Extreme fear is driving US stock indexes, according to a popular CNN Business index. Their index has fallen to 22, repeating December’s lows. Only in early August last year did the indicator dip below 22 for a few days. An area of extreme fear is often seen as an attractive time to buy. However, the dynamics of the past year are forcing some adjustments to this rule. In both August and December, the lows of the Fear and Greed Index were well ahead of the market lows and would have forced rash investors to endure several anxious sessions, even if they were able to buy at the peak of fear effectively.
It was much more rational to stay on the sidelines and join the rally only after the sentiment index had risen sharply out of fear territory.
Let’s look at the individual indices. The S&P 500 was back below 6000 at the start of the week and below its 50-day moving average. Since the second half of January, it had been heavily bought on touching this curve, but the buying strength was clearly not enough to push it further into historical highs. At Tuesday’s low, the S&P 500 was close to the lower boundary of the ascending channel that has been in place since late 2023. A break below 5900 could trigger a broader sell-off in equities well beyond the US. An even more dramatic scenario could be triggered by a break below the 200-day moving average (now at 5750).

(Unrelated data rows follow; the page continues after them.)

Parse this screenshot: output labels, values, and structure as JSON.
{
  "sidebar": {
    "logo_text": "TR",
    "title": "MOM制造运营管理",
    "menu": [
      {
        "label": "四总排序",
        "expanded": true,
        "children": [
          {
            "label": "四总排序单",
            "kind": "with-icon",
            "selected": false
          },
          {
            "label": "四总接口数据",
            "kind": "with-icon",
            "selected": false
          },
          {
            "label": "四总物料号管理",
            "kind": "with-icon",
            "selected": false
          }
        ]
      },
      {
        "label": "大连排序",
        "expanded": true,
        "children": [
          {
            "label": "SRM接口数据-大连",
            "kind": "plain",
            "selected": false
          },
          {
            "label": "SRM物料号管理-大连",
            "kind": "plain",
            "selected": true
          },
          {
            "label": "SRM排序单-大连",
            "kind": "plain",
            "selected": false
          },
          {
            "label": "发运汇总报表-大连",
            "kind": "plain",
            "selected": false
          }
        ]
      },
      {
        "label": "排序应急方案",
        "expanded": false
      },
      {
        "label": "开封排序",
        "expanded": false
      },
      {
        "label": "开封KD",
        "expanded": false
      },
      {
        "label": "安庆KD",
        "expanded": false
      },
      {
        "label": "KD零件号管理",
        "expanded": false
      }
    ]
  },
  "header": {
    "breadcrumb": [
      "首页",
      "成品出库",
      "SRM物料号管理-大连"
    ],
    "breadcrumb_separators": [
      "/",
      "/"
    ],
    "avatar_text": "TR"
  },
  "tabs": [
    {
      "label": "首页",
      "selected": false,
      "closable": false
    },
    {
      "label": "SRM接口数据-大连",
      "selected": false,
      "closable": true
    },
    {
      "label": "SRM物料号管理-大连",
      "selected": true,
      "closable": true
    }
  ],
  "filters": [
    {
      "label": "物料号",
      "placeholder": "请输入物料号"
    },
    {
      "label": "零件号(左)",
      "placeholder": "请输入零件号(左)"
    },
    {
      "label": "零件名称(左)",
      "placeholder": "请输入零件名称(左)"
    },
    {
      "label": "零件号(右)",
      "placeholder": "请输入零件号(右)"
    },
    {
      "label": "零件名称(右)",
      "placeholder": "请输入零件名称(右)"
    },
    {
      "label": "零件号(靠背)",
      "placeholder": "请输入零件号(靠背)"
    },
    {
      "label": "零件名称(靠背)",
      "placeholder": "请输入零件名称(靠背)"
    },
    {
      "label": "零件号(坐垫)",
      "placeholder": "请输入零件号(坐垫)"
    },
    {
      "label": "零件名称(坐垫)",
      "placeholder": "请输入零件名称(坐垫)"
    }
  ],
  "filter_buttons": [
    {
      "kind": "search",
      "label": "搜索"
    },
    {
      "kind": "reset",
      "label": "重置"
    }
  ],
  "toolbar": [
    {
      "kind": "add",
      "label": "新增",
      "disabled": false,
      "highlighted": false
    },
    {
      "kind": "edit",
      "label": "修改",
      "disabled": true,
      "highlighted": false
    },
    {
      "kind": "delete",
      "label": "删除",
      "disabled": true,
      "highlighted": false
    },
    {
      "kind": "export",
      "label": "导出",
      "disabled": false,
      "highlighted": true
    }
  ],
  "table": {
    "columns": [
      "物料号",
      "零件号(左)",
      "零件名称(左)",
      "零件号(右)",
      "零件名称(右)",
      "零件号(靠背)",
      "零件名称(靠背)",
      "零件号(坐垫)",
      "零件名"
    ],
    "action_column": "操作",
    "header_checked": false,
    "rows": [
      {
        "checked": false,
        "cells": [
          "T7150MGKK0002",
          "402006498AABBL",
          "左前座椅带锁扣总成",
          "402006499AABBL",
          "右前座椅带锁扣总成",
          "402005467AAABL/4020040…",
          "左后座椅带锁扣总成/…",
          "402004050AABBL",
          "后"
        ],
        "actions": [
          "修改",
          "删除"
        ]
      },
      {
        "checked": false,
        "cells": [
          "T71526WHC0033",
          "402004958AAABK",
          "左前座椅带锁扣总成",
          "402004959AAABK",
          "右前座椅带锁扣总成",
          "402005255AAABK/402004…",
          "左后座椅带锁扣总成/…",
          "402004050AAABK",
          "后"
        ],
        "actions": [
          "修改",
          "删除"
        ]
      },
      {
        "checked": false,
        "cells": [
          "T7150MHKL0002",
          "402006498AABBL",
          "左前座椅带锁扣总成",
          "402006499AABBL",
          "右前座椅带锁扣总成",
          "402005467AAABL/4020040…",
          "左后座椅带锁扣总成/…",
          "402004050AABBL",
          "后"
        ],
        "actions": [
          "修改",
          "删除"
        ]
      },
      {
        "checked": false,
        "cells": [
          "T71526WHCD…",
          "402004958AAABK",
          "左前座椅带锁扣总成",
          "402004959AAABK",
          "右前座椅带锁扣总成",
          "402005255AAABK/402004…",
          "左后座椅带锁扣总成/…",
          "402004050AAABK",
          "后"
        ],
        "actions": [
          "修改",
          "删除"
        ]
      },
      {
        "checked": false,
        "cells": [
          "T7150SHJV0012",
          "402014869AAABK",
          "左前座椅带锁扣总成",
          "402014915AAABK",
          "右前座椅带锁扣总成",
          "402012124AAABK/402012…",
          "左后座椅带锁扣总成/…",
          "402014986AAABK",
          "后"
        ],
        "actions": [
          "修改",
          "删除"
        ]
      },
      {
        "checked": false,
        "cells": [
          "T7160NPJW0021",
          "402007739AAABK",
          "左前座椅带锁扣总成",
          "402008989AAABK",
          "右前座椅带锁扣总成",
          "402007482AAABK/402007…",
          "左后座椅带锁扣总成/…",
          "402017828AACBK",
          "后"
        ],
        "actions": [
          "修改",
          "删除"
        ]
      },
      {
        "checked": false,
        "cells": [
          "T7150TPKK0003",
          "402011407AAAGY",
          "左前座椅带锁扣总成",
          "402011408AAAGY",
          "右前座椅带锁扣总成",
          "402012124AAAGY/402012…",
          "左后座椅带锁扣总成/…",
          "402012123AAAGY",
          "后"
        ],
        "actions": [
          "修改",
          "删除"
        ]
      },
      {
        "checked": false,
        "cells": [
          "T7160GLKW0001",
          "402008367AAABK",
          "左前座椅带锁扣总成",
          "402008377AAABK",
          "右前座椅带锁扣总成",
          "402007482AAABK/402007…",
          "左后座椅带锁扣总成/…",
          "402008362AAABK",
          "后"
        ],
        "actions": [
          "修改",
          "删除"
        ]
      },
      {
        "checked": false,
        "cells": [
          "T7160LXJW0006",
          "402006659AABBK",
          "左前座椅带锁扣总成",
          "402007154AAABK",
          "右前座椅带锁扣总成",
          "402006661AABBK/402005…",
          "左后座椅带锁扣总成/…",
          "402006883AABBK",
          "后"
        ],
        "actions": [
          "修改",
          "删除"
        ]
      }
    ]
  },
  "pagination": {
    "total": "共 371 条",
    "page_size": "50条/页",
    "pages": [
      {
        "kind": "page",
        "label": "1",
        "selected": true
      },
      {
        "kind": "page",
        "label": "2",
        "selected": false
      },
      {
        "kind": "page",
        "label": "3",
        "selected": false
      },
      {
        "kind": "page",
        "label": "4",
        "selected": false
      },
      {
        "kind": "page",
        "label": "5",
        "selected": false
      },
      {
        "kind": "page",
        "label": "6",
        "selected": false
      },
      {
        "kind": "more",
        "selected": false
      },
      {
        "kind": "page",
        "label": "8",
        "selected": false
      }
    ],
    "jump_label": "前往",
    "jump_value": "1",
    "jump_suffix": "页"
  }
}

Indirect warning signals include the double tops on the Nasdaq100 and Dow Jones indices, which is a trend reversal pattern. It is important to note that the tops on the indices were formed at different times, which reduces their correlation and thus increases their significance.
At the same time, the basic scenario in such cases is still a rebound from the lower boundary and a move towards the upper boundary, which is now above 6600. The bulls are temporarily favoured by the relatively subdued dynamics of the VIX. This volatility index remains below 20, the level above which is often the first signal that the market is going into selling mode.